I already wrote a working project but my problem is, it is way slower than what I aimed in the first place so I have some ideas about how to improve it but I don't know how to implement these ideas or should I actually implement these ideas in the first place?
The topic of my project is, reading a CSV (Excel) file full of tweets and counting every single word of it, then displaying most used words.
(Every row of the Excel there is information about the tweet and the tweet itself, I should only care about the tweet)
Instead of sharing the whole code I will just simply wrote what I did so far and only ask about the part I am struggling.
First of all, I want to apologize because it will be a long question.

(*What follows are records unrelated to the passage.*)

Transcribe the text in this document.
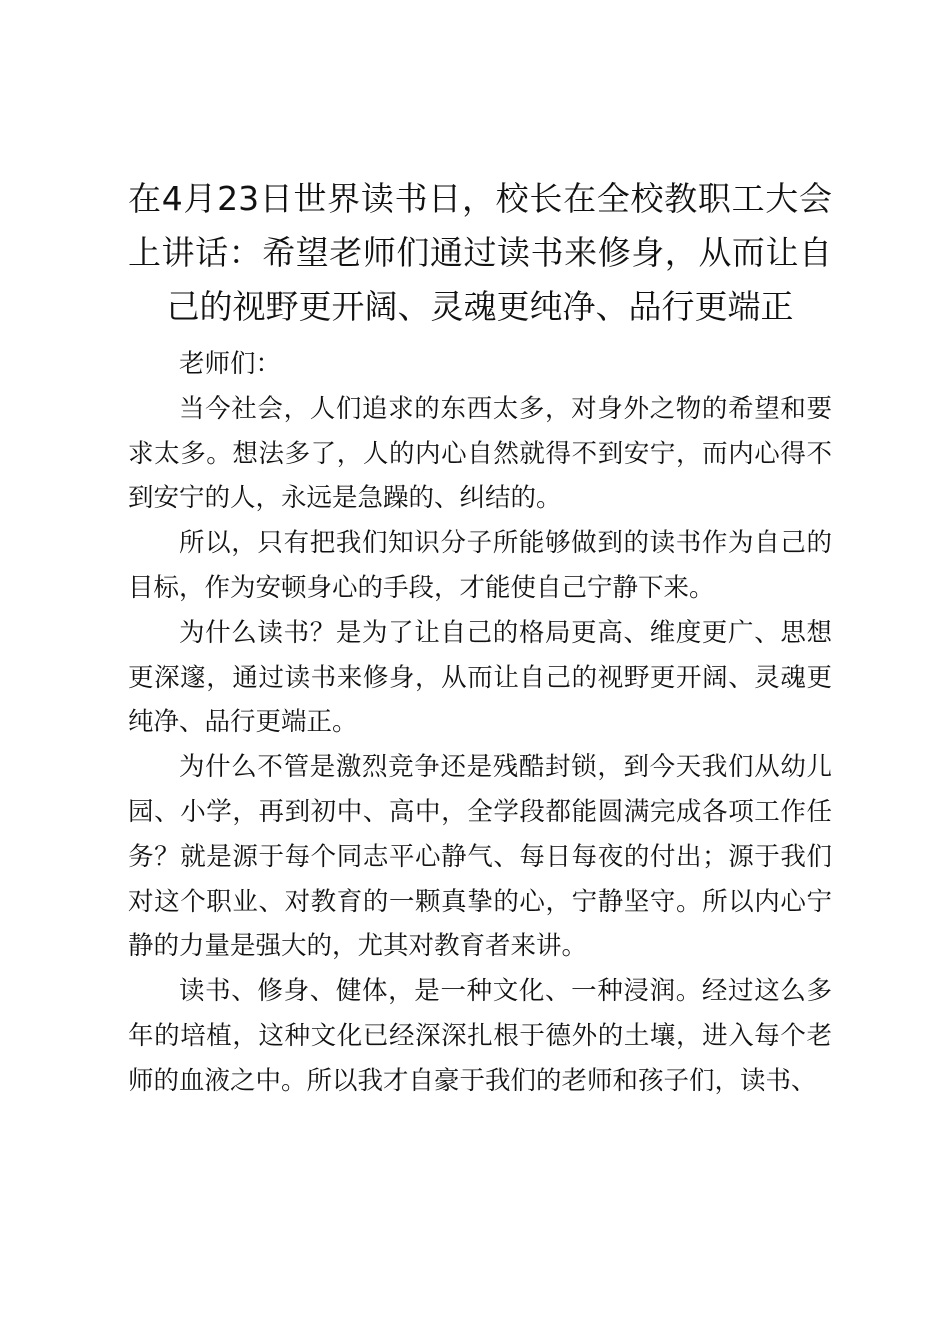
在4月23日世界读书日，校长在全校教职工大会上讲话：希望老师们通过读书来修身，从而让自己的视野更开阔、灵魂更纯净、品行更端正

老师们：

当今社会，人们追求的东西太多，对身外之物的希望和要求太多。想法多了，人的内心自然就得不到安宁，而内心得不到安宁的人，永远是急躁的、纠结的。

所以，只有把我们知识分子所能够做到的读书作为自己的目标，作为安顿身心的手段，才能使自己宁静下来。

为什么读书？是为了让自己的格局更高、维度更广、思想更深邃，通过读书来修身，从而让自己的视野更开阔、灵魂更纯净、品行更端正。

为什么不管是激烈竞争还是残酷封锁，到今天我们从幼儿园、小学，再到初中、高中，全学段都能圆满完成各项工作任务？就是源于每个同志平心静气、每日每夜的付出；源于我们对这个职业、对教育的一颗真挚的心，宁静坚守。所以内心宁静的力量是强大的，尤其对教育者来讲。

读书、修身、健体，是一种文化、一种浸润。经过这么多年的培植，这种文化已经深深扎根于德外的土壤，进入每个老师的血液之中。所以我才自豪于我们的老师和孩子们，读书、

Important note: Only thing I should focus is speed, storage or size is not a problem.
All the steps:
- Read a new line from Excel file.
- Find the "tweet" part from the whole line and store it as a string.
- Split the tweet string into words and store it in the array.
- For every word stored in an array, calculate the ASCII value of the word.
(For finding ascii value of the word I simply sum the ascii value of each letter it has)
- Put the word in Hash Table with the key of ASCII value.
(Example: Word "hello" has ascii value of 104+101+108+108+111 = 532, so it stored with key 532 in the hast table)
- In Hash Table only the word "as a string" and the key value "as an int" is stored and count of the words (how much the same word is used) is stored in a separated array.
I will share the Insert function (for inserting something to the Hashtable) because I believe it will be confusing if I will try to explain this part without a code.
void Insert(int key, string value) //Key (where we want to add), Value (what we want to add)
{
if (key < 0) key = 0; //If key is somehow less than 0, for not taking any error key become 0.
if (table[key] != NULL) //If there is already something in hast table
{
if (table[key]->value == value) //If existing value is same as the value we want to add
{
countArray[key][0]++;
}
else //If value is different,
{
Insert(key + 100, value); //Call this function again with the key 100 more than before.
}
}
else //There is nothing saved in this place so save this value
{
table[key] = new HashEntry(key, value);
countArray[key][1] = key;
countArray[key][0]++;
}
}
So "Insert" function has three-part.
- Add the value to hash table if hast table with the given key is empty.
- If hast table with the given key is not empty that means we already put a word with this ascii value.
Because different words can have exact same ascii value.
- The program first checks if this is the same word.
- If it is, count increase (In the count array).
- If not, Insert function is again called with the key value of (same key value + 100) until empty space or same value is found.
After whole lines are read and every word is stored in Hashtable ->
Sort the Count array
Print the first 10 element
This is the end of the program, so what is the problem?
Now my biggest problem is I am reading a very huge CSV file with thousands of rows, so every unnecessary thing increases the time noticeably.
My second problem is there is a lot of values with the same ASCII value, my method of checking hundred more than normal ascii value methods work, but ? for finding the empty space or the same word, Insert function call itself hundred times per word.
(Which caused the most problem).
So I thought about using multiple Hashtables.
For example, I can check the first letter of the word and if it is
Between A and E, store in the first hash table
Between F and J, store in the second hash table
...
Between V and Z, store in the last hash table.
Important note again: Only thing I should focus is speed, storage or size is not a problem.
So conflicts should minimize mostly in this way.
I can even create an absurd amount of hash tables and for every different letter, I can use a different hash table.
But I am not sure if it is the logical thing to do or maybe there are much simpler methods I can use for this.
If it is okay to use multiple hash tables, instead of creating hash tables, one by one, is it possible to create an array which stores a Hashtable in every location? (Same as Array of Arrays but this time array store Hashtables) If it is possible and logical, can someone show how to do it?
This is the hash table I have:
class HashEntry
{
public:
int key;
string value;
HashEntry(int key, string value)
{
this->key = key;
this->value = value;
}
};
class HashMap
{
private:
HashEntry * *table;
public:
HashMap()
{
table = new HashEntry *[TABLE_SIZE];
for (int i = 0; i < TABLE_SIZE; i++)
{
table[i] = NULL;
}
}
//Functions
}
I am very sorry for such a long question I asked and I am again very sorry if I couldn't explain every part clear enough, English is not my mother language.
Also one last note, I am doing this for a school project so I shouldn't use any third party software or include any different libraries because it is not allowed.